HISTORY RENEWED
This month, February 2016, the UWI Mona Heritage Committee fulfilled a longstanding commitment to re-inter bones from burials disturbed in February 2012 during drainage work for a new Faculty of Medical Science building. No map had shown the location as being a burial ground and the origins of the bones is as yet unproved. But the untombed graves would have been located on the periphery of the works yard for the Papine Sugar Estate which operated, with enslaved and subsequently free labour, from the mid-late 1700s to the time of Emancipation in 1838; after which it was for a time a livestock penn. The men, women and children who laboured on the estate, lived in the vicinity: normally between 140 – 190 persons at any time from 1783 to 1832.
It is, at the least, speculated that the graves may have belonged to some of these persons.

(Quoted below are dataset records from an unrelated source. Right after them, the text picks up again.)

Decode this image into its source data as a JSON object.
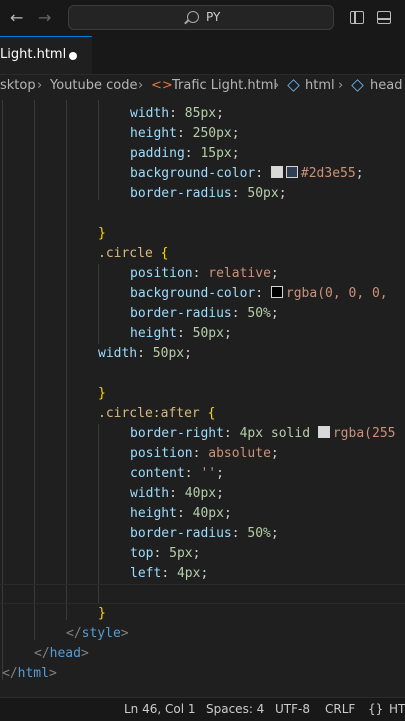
{
  "titlebar": {
    "back_icon": "arrow-left-icon",
    "forward_icon": "arrow-right-icon",
    "search_text": "PY"
  },
  "tab": {
    "label": "Light.html"
  },
  "breadcrumb": [
    "sktop",
    "Youtube code",
    "Trafic Light.html",
    "html",
    "head"
  ],
  "code": {
    "l0": [
      "width",
      ": ",
      "85px",
      ";"
    ],
    "l1": [
      "height",
      ": ",
      "250px",
      ";"
    ],
    "l2": [
      "padding",
      ": ",
      "15px",
      ";"
    ],
    "l3": [
      "background-color",
      ": ",
      "#2d3e55",
      ";"
    ],
    "l4": [
      "border-radius",
      ": ",
      "50px",
      ";"
    ],
    "l6": [
      "}"
    ],
    "l7": [
      ".circle",
      " {"
    ],
    "l8": [
      "position",
      ": ",
      "relative",
      ";"
    ],
    "l9": [
      "background-color",
      ": ",
      "rgba(0, 0, 0,"
    ],
    "l10": [
      "border-radius",
      ": ",
      "50%",
      ";"
    ],
    "l11": [
      "height",
      ": ",
      "50px",
      ";"
    ],
    "l12": [
      "width",
      ": ",
      "50px",
      ";"
    ],
    "l14": [
      "}"
    ],
    "l15": [
      ".circle:after",
      " {"
    ],
    "l16": [
      "border-right",
      ": ",
      "4px solid ",
      "rgba(255"
    ],
    "l17": [
      "position",
      ": ",
      "absolute",
      ";"
    ],
    "l18": [
      "content",
      ": ",
      "''",
      ";"
    ],
    "l19": [
      "width",
      ": ",
      "40px",
      ";"
    ],
    "l20": [
      "height",
      ": ",
      "40px",
      ";"
    ],
    "l21": [
      "border-radius",
      ": ",
      "50%",
      ";"
    ],
    "l22": [
      "top",
      ": ",
      "5px",
      ";"
    ],
    "l23": [
      "left",
      ": ",
      "4px",
      ";"
    ],
    "l25": [
      "}"
    ],
    "l26": [
      "</",
      "style",
      ">"
    ],
    "l27": [
      "</",
      "head",
      ">"
    ],
    "l28": [
      "</",
      "html",
      ">"
    ]
  },
  "colors": {
    "swatch_dark": "#2d3e55",
    "swatch_black": "#000000",
    "swatch_light": "#d8d8d8"
  },
  "status": {
    "position": "Ln 46, Col 1",
    "spaces": "Spaces: 4",
    "encoding": "UTF-8",
    "eol": "CRLF",
    "lang": "HT"
  }
}
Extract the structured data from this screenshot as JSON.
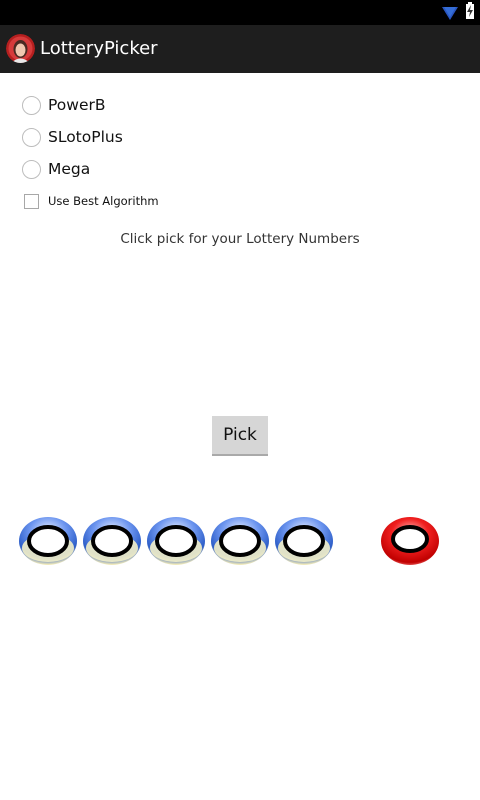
{
  "status_bar": {
    "wifi_icon": "wifi-icon",
    "battery_icon": "battery-charging-icon"
  },
  "action_bar": {
    "app_icon": "app-avatar-icon",
    "title": "LotteryPicker"
  },
  "lottery_options": [
    {
      "label": "PowerB",
      "selected": false
    },
    {
      "label": "SLotoPlus",
      "selected": false
    },
    {
      "label": "Mega",
      "selected": false
    }
  ],
  "best_algorithm": {
    "label": "Use Best Algorithm",
    "checked": false
  },
  "instruction": "Click pick for your Lottery Numbers",
  "pick_button": {
    "label": "Pick"
  },
  "balls": {
    "regular": [
      {
        "number": ""
      },
      {
        "number": ""
      },
      {
        "number": ""
      },
      {
        "number": ""
      },
      {
        "number": ""
      }
    ],
    "special": {
      "number": ""
    },
    "colors": {
      "regular": "#3d6fe0",
      "special": "#e01010"
    }
  }
}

Three seasons of archaeological survey digs in the late 2000s, at estate-related sites on what is now the UWI Mona campus, generated more than 50,000 artifacts that are now in the collection of the UWI Mona’s Archaeology Lab; but did not discover any human remains that might have pointed to a burial site. The work at Papine, and subsequently also the adjacent Mona Estate, was carried out by the UWI Department of History & Archaeology in association with the Digital Archaeological Archive of Comparative Slavery (DAACS) of the US Thomas Jefferson Foundation. A large percentage of these artifacts, including ceramic and glass shards, wrought iron nails, adornment items and tools are from the Works Yard/Village areas of the Papine Estate. While the UWI Museum does not presently hold any artifacts relating to the site, Curator Dr Suzanne Francis-Brown has been involved in research and writing on the history of the Papine and Mona estates, on which the University of the West Indies (UWI) Mona campus is overlaid. The book, Mona Past and Present. The History & Heritage of the Mona Campus, University of the West Indies, published in 2004, was a resource for the archaeology work done.